All das wäre als eine Frage des Einzelfalls nicht erwähnenswert, wenn nicht das vom BFH gleichsam als Obersatz vorangestellte Zitat aus der Rechtsprechung des EuGH, in diesem Zusammenhang gebraucht, das Missverständnis provozieren könnte, die äußerste Grenze zulässiger Auslegung, nämlich der Wortlaut des Gesetzes, könne wegen der (mehr oder weniger gemutmaßten) "allgemeinen Systematik" und des "Zweckes" der Vorschrift ohne Weiteres überschritten werden. Ob eine "festgestellte Abweichung" der Ware von den vom Verordnungsgeber genannten Grenzwerten "Einfluss auf die Funktion der Ware" hat, muss in erster Linie der Verordnungsgeber, nicht das Gericht beurteilen. Man fragt sich deshalb, ob dass mit diesen Worten zitierte Urteil des EuGH, das einen deutlich anders gelagerten Fall betrifft, irgendetwas dafür hergibt, dass weniger als 18,1 gleich 18,1 ist.
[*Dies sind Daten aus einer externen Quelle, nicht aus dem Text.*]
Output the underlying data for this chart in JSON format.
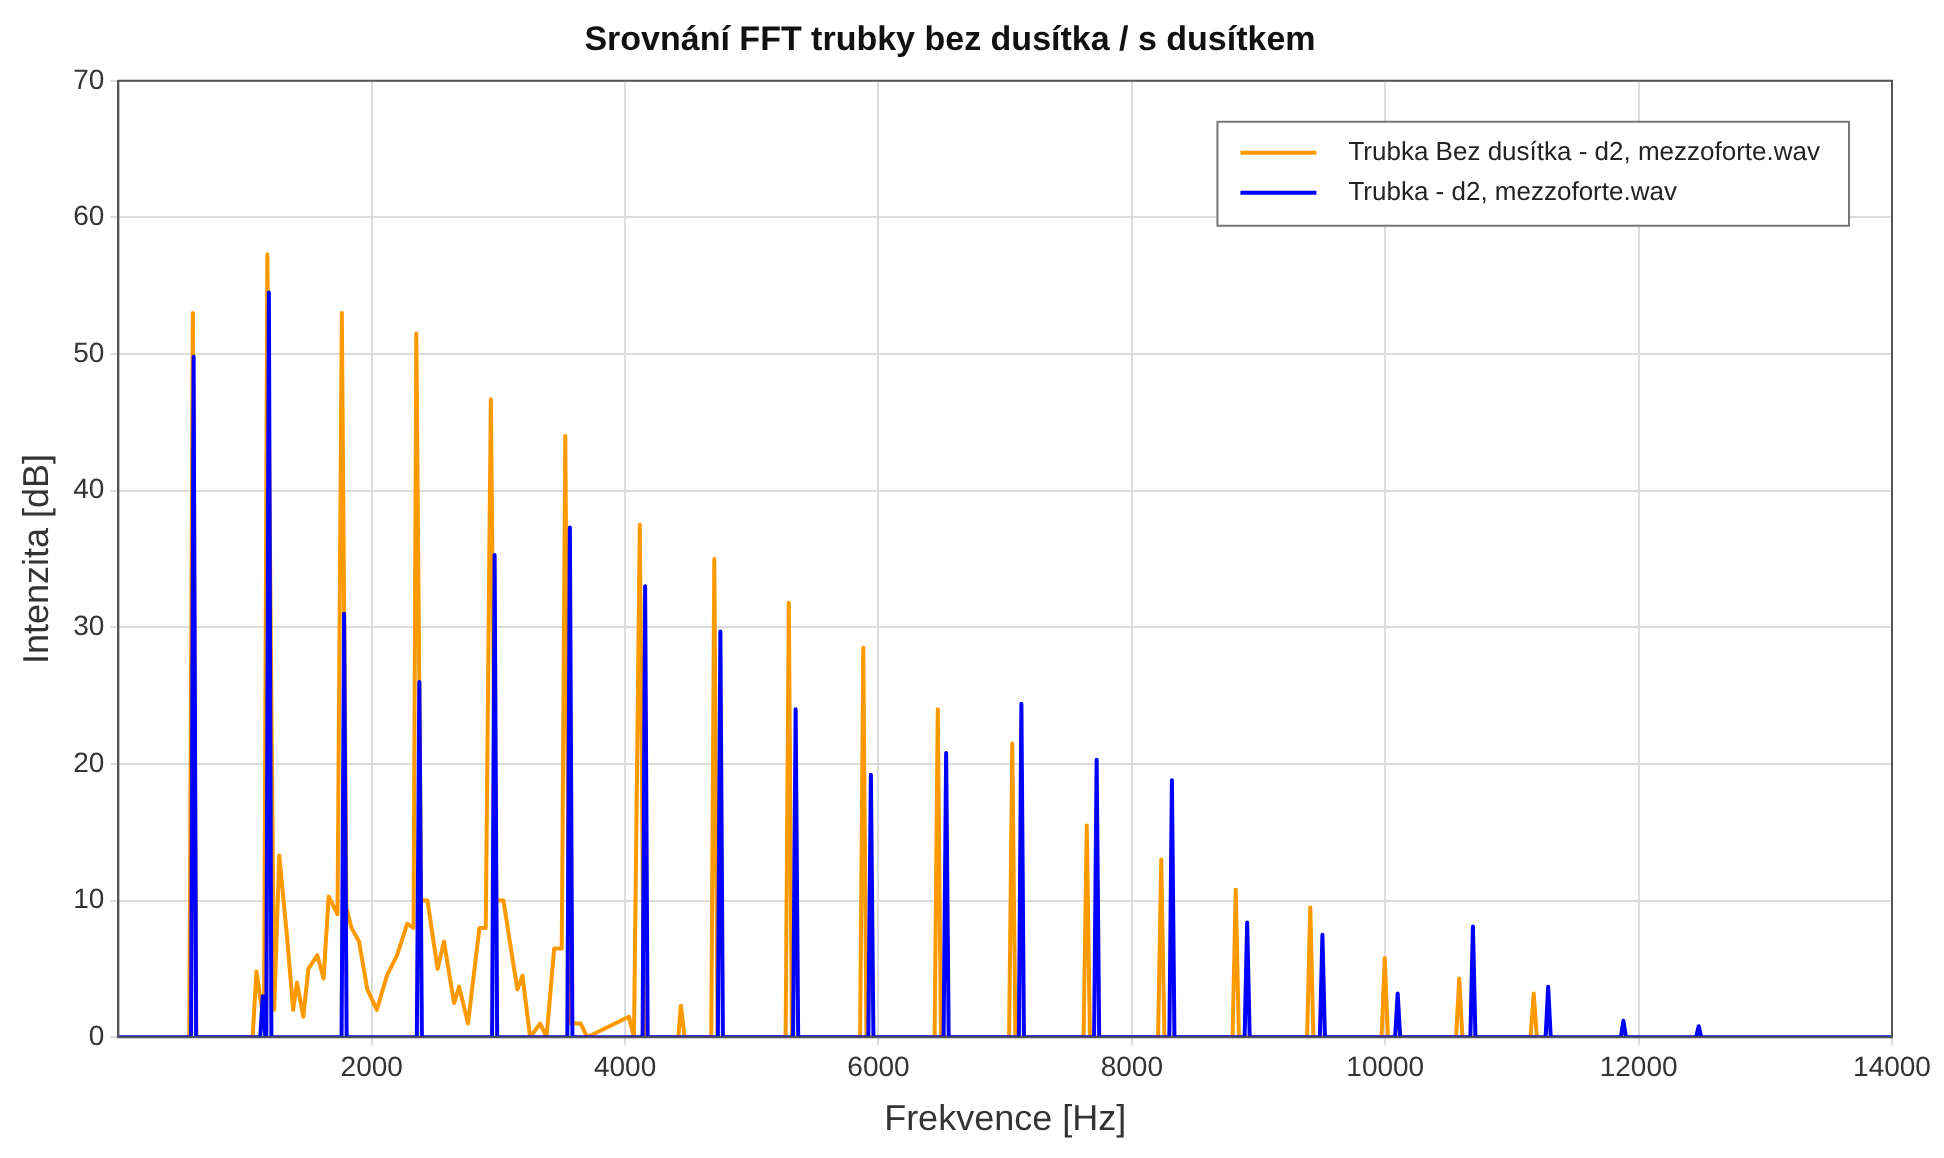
{
  "chart_data": {
    "type": "line",
    "title": "Srovnání FFT trubky bez dusítka / s dusítkem",
    "xlabel": "Frekvence [Hz]",
    "ylabel": "Intenzita [dB]",
    "xlim": [
      0,
      14000
    ],
    "xticks": [
      2000,
      4000,
      6000,
      8000,
      10000,
      12000,
      14000
    ],
    "ylim": [
      0,
      70
    ],
    "yticks": [
      0,
      10,
      20,
      30,
      40,
      50,
      60,
      70
    ],
    "grid": true,
    "legend": "top right",
    "marker": "none",
    "line_style": "solid",
    "series": [
      {
        "name": "Trubka Bez dusítka - d2, mezzoforte.wav",
        "color": "#ff9900",
        "x": [
          560,
          588,
          615,
          1060,
          1090,
          1150,
          1176,
          1230,
          1270,
          1330,
          1380,
          1410,
          1460,
          1500,
          1570,
          1620,
          1660,
          1730,
          1764,
          1800,
          1840,
          1900,
          1965,
          2040,
          2120,
          2200,
          2280,
          2330,
          2352,
          2390,
          2440,
          2520,
          2570,
          2650,
          2690,
          2760,
          2850,
          2900,
          2940,
          2980,
          3040,
          3090,
          3150,
          3190,
          3250,
          3330,
          3380,
          3440,
          3500,
          3528,
          3560,
          3650,
          3700,
          4030,
          4070,
          4116,
          4150,
          4420,
          4440,
          4470,
          4680,
          4704,
          4730,
          5267,
          5292,
          5317,
          5855,
          5880,
          5905,
          6443,
          6468,
          6493,
          7031,
          7056,
          7081,
          7619,
          7644,
          7669,
          8207,
          8232,
          8257,
          8795,
          8820,
          8845,
          9383,
          9408,
          9433,
          9971,
          9996,
          10021,
          10559,
          10584,
          10609,
          11147,
          11172,
          11197
        ],
        "values": [
          0,
          53,
          0,
          0,
          4.8,
          1,
          57.3,
          2,
          13.3,
          7.5,
          2,
          4,
          1.5,
          5,
          6,
          4.3,
          10.3,
          9,
          53,
          9.5,
          8,
          7,
          3.5,
          2,
          4.5,
          6,
          8.3,
          8,
          51.5,
          10,
          10,
          5,
          7,
          2.5,
          3.7,
          1,
          8,
          8,
          46.7,
          10,
          10,
          7,
          3.5,
          4.5,
          0,
          1,
          0,
          6.5,
          6.5,
          44,
          1,
          1,
          0,
          1.5,
          0,
          37.5,
          0,
          0,
          2.3,
          0,
          0,
          35,
          0,
          0,
          31.8,
          0,
          0,
          28.5,
          0,
          0,
          24,
          0,
          0,
          21.5,
          0,
          0,
          15.5,
          0,
          0,
          13,
          0,
          0,
          10.8,
          0,
          0,
          9.5,
          0,
          0,
          5.8,
          0,
          0,
          4.3,
          0,
          0,
          3.2,
          0
        ]
      },
      {
        "name": "Trubka - d2, mezzoforte.wav",
        "color": "#0000ff",
        "x": [
          0,
          574,
          594,
          614,
          1120,
          1140,
          1160,
          1168,
          1188,
          1208,
          1762,
          1782,
          1802,
          2356,
          2376,
          2396,
          2950,
          2970,
          2990,
          3544,
          3564,
          3584,
          4138,
          4158,
          4178,
          4732,
          4752,
          4772,
          5326,
          5346,
          5366,
          5920,
          5940,
          5960,
          6514,
          6534,
          6554,
          7108,
          7128,
          7148,
          7702,
          7722,
          7742,
          8296,
          8316,
          8336,
          8890,
          8910,
          8930,
          9484,
          9504,
          9524,
          10078,
          10098,
          10118,
          10672,
          10692,
          10712,
          11266,
          11286,
          11306,
          11860,
          11880,
          11900,
          12454,
          12474,
          12494,
          14000
        ],
        "values": [
          0,
          0,
          49.8,
          0,
          0,
          3,
          0,
          0,
          54.5,
          0,
          0,
          31,
          0,
          0,
          26,
          0,
          0,
          35.3,
          0,
          0,
          37.3,
          0,
          0,
          33,
          0,
          0,
          29.7,
          0,
          0,
          24,
          0,
          0,
          19.2,
          0,
          0,
          20.8,
          0,
          0,
          24.4,
          0,
          0,
          20.3,
          0,
          0,
          18.8,
          0,
          0,
          8.4,
          0,
          0,
          7.5,
          0,
          0,
          3.2,
          0,
          0,
          8.1,
          0,
          0,
          3.7,
          0,
          0,
          1.2,
          0,
          0,
          0.8,
          0,
          0
        ]
      }
    ]
  }
}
Der Wortlaut des Unionsrechts schafft (schon wegen, aber leider keineswegs nur wegen der Sprachenvielfalt) mitunter keine Klarheit, was der Verordnungsgeber genau regeln will. Aber nur wo er das zweifelhaft erscheinen lässt, wird eine rechtsstaatliche Praxis auf den häufig für den Rechtsunterworfenen (gerade im Unionsrecht) kaum sicher feststellbaren "Zweck" der Regelung zurückgreifen wollen, jedenfalls dann nicht, wenn sich dieser nicht aus den Erwägungsgründen oder der objektiv nachvollziehbaren, dokumentierten Entstehungsgeschichte der Vorschrift einigermaßen deutlich ergibt.